Be sure to add a laundry hamper to the closet too. Even toddlers can take their dirty laundry to the bin, to start the habit early. Martha Stewart suggests putting a laundry bag on the back of the closet door for older kids: It’s more fun to slam-dunk dirty socks into the laundry.
Put the closet door to good use
The back of the closet door is perfect for a hanging shoe organizer bag. This can be used to organize small items like hair brushes and accessories, jewellery, sunglasses, small toys, school supplies, scarves, makeup, Barbie dolls—even shoes.

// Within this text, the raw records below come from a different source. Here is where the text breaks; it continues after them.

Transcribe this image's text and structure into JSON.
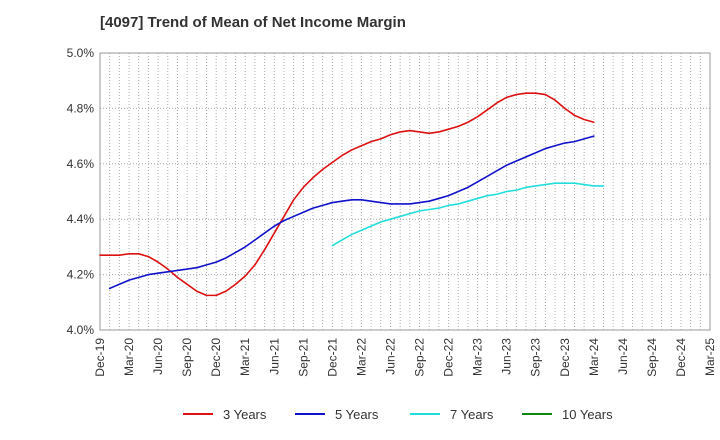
{
  "chart_data": {
    "type": "line",
    "title": "[4097]  Trend of Mean of Net Income Margin",
    "xlabel": "",
    "ylabel": "",
    "x_tick_labels": [
      "Dec-19",
      "Mar-20",
      "Jun-20",
      "Sep-20",
      "Dec-20",
      "Mar-21",
      "Jun-21",
      "Sep-21",
      "Dec-21",
      "Mar-22",
      "Jun-22",
      "Sep-22",
      "Dec-22",
      "Mar-23",
      "Jun-23",
      "Sep-23",
      "Dec-23",
      "Mar-24",
      "Jun-24",
      "Sep-24",
      "Dec-24",
      "Mar-25"
    ],
    "y_tick_labels": [
      "4.0%",
      "4.2%",
      "4.4%",
      "4.6%",
      "4.8%",
      "5.0%"
    ],
    "ylim": [
      4.0,
      5.0
    ],
    "y_ticks": [
      4.0,
      4.2,
      4.4,
      4.6,
      4.8,
      5.0
    ],
    "grid": true,
    "legend_position": "bottom",
    "series": [
      {
        "name": "3 Years",
        "color": "#dd1111",
        "start_index": 0,
        "values": [
          4.27,
          4.27,
          4.27,
          4.275,
          4.275,
          4.265,
          4.245,
          4.22,
          4.19,
          4.165,
          4.14,
          4.125,
          4.125,
          4.14,
          4.165,
          4.195,
          4.235,
          4.29,
          4.35,
          4.41,
          4.47,
          4.515,
          4.55,
          4.58,
          4.605,
          4.63,
          4.65,
          4.665,
          4.68,
          4.69,
          4.705,
          4.715,
          4.72,
          4.715,
          4.71,
          4.715,
          4.725,
          4.735,
          4.75,
          4.77,
          4.795,
          4.82,
          4.84,
          4.85,
          4.855,
          4.855,
          4.85,
          4.83,
          4.8,
          4.775,
          4.76,
          4.75
        ]
      },
      {
        "name": "5 Years",
        "color": "#1111cc",
        "start_index": 1,
        "values": [
          4.15,
          4.165,
          4.18,
          4.19,
          4.2,
          4.205,
          4.21,
          4.215,
          4.22,
          4.225,
          4.235,
          4.245,
          4.26,
          4.28,
          4.3,
          4.325,
          4.35,
          4.375,
          4.395,
          4.41,
          4.425,
          4.44,
          4.45,
          4.46,
          4.465,
          4.47,
          4.47,
          4.465,
          4.46,
          4.455,
          4.455,
          4.455,
          4.46,
          4.465,
          4.475,
          4.485,
          4.5,
          4.515,
          4.535,
          4.555,
          4.575,
          4.595,
          4.61,
          4.625,
          4.64,
          4.655,
          4.665,
          4.675,
          4.68,
          4.69,
          4.7
        ]
      },
      {
        "name": "7 Years",
        "color": "#22dddd",
        "start_index": 24,
        "values": [
          4.305,
          4.325,
          4.345,
          4.36,
          4.375,
          4.39,
          4.4,
          4.41,
          4.42,
          4.43,
          4.435,
          4.44,
          4.45,
          4.455,
          4.465,
          4.475,
          4.485,
          4.49,
          4.5,
          4.505,
          4.515,
          4.52,
          4.525,
          4.53,
          4.53,
          4.53,
          4.525,
          4.52,
          4.52
        ]
      },
      {
        "name": "10 Years",
        "color": "#118811",
        "start_index": 0,
        "values": []
      }
    ]
  }
}
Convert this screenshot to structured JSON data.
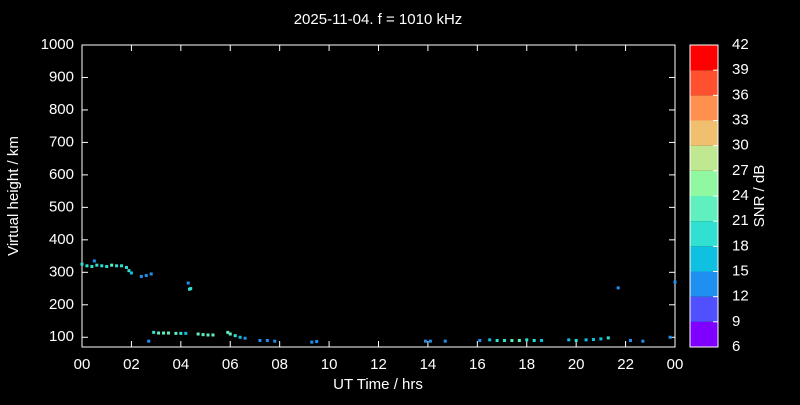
{
  "chart_data": {
    "type": "scatter",
    "title": "2025-11-04. f = 1010 kHz",
    "x_label": "UT Time / hrs",
    "y_label": "Virtual height / km",
    "colorbar_label": "SNR / dB",
    "x": [
      0.0,
      0.2,
      0.4,
      0.5,
      0.6,
      0.8,
      1.0,
      1.2,
      1.4,
      1.6,
      1.8,
      1.9,
      2.0,
      2.4,
      2.6,
      2.8,
      4.3,
      4.35,
      4.4,
      2.7,
      2.9,
      3.1,
      3.3,
      3.5,
      3.8,
      4.0,
      4.2,
      4.7,
      4.9,
      5.1,
      5.3,
      5.9,
      6.0,
      6.2,
      6.4,
      6.6,
      7.2,
      7.5,
      7.8,
      9.3,
      9.5,
      13.9,
      14.1,
      14.7,
      16.1,
      16.5,
      16.8,
      17.1,
      17.4,
      17.7,
      18.0,
      18.3,
      18.6,
      19.7,
      20.0,
      20.4,
      20.7,
      21.0,
      21.3,
      21.7,
      22.2,
      22.7,
      23.8,
      24.0
    ],
    "values": [
      325,
      320,
      318,
      335,
      322,
      320,
      318,
      322,
      320,
      320,
      315,
      305,
      298,
      287,
      290,
      295,
      267,
      248,
      250,
      88,
      115,
      113,
      113,
      113,
      112,
      112,
      112,
      110,
      108,
      107,
      107,
      115,
      110,
      105,
      100,
      97,
      90,
      90,
      88,
      85,
      87,
      88,
      88,
      88,
      90,
      92,
      90,
      90,
      90,
      90,
      92,
      90,
      90,
      92,
      90,
      92,
      93,
      95,
      98,
      252,
      90,
      88,
      100,
      270
    ],
    "snr": [
      19,
      18,
      19,
      14,
      20,
      19,
      20,
      21,
      20,
      20,
      19,
      18,
      16,
      14,
      14,
      14,
      13,
      20,
      19,
      13,
      20,
      21,
      22,
      21,
      21,
      20,
      16,
      22,
      22,
      21,
      22,
      22,
      21,
      20,
      16,
      14,
      13,
      13,
      13,
      13,
      13,
      13,
      13,
      13,
      14,
      16,
      19,
      20,
      21,
      21,
      19,
      18,
      16,
      16,
      19,
      16,
      16,
      16,
      18,
      13,
      13,
      13,
      14,
      13
    ],
    "xlim": [
      0,
      24
    ],
    "ylim": [
      70,
      1000
    ],
    "xticks": [
      {
        "value": 0,
        "label": "00"
      },
      {
        "value": 2,
        "label": "02"
      },
      {
        "value": 4,
        "label": "04"
      },
      {
        "value": 6,
        "label": "06"
      },
      {
        "value": 8,
        "label": "08"
      },
      10,
      12,
      14,
      16,
      18,
      20,
      22,
      {
        "value": 24,
        "label": "00"
      }
    ],
    "yticks": [
      100,
      200,
      300,
      400,
      500,
      600,
      700,
      800,
      900,
      1000
    ],
    "clim": [
      6,
      42
    ],
    "cticks": [
      6,
      9,
      12,
      15,
      18,
      21,
      24,
      27,
      30,
      33,
      36,
      39,
      42
    ],
    "colors": [
      "#8000ff",
      "#5050ff",
      "#2090f0",
      "#10c0e0",
      "#30e0d0",
      "#60f0c0",
      "#90f8a0",
      "#c0e890",
      "#f0c070",
      "#ff9050",
      "#ff5030",
      "#ff0000"
    ]
  }
}
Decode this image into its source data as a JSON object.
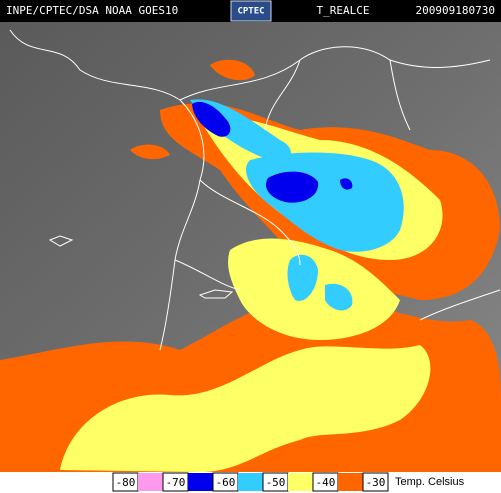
{
  "header": {
    "source": "INPE/CPTEC/DSA NOAA GOES10",
    "logo": "CPTEC",
    "product": "T_REALCE",
    "timestamp": "200909180730"
  },
  "legend": {
    "labels": [
      "-80",
      "-70",
      "-60",
      "-50",
      "-40",
      "-30"
    ],
    "colors": [
      "#ff99ee",
      "#0000ee",
      "#33ccff",
      "#ffff66",
      "#ff6600"
    ],
    "unit": "Temp. Celsius"
  }
}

Your tween or teen daughter might prefer to install spice racks on the back of the closet door to organize nail polish and makeup bottles and tubes. Or install some pegboard on the door with pegs to hold jewellery, belts, hats and purses. A short curtain rod or long towel bar can hold scarves neatly.
Repurpose everyday items as storage solutions
With a little creativity you can repurpose many ordinary items into handy hacks for tidying closets. For example, divided boxes, such as those for Christmas ornaments, make great organizers for baby clothes, pairs of baby or toddler shoes, or rolled belts or scarves for your teens. Magazine organizers are perfect for sorting flip-flops, for the tween with a large collection.
Or try these 3 ways to use the versatile and inexpensive shower curtain hook:
- S-shaped shower curtain hooks hung from a closet rod let your teens hang pants or shorts by a belt loop. It may not be the tidiest option, but it beats a pile of jeans on the bedroom floor.
- Shower curtain hooks can also hang purses, scarves and belts from a closet rod, or from a towel bar attached to the closet door.
- Loop-style shower curtain rings on a clothes hangar will corral a baseball cap collection: simply hang them by the strap at the back for a tidy solution.
Help kids learn to organize themselves
Whatever you do to organize your kids’ closets, follow a few basics to give them a better chance of staying organized on their own:
- Keep storage appropriately sized, so children can reach what they’re after
- Place frequently-used items front and centre where they can be grabbed quickly
- To keep things super-organized, label bins and drawers with their contents (use pictures for pre-readers)
- Use their favourite colours and designs to make the closet appealing
With a little bit of luck—and a whole lot of reminders—they might just put the toys and clothes away themselves.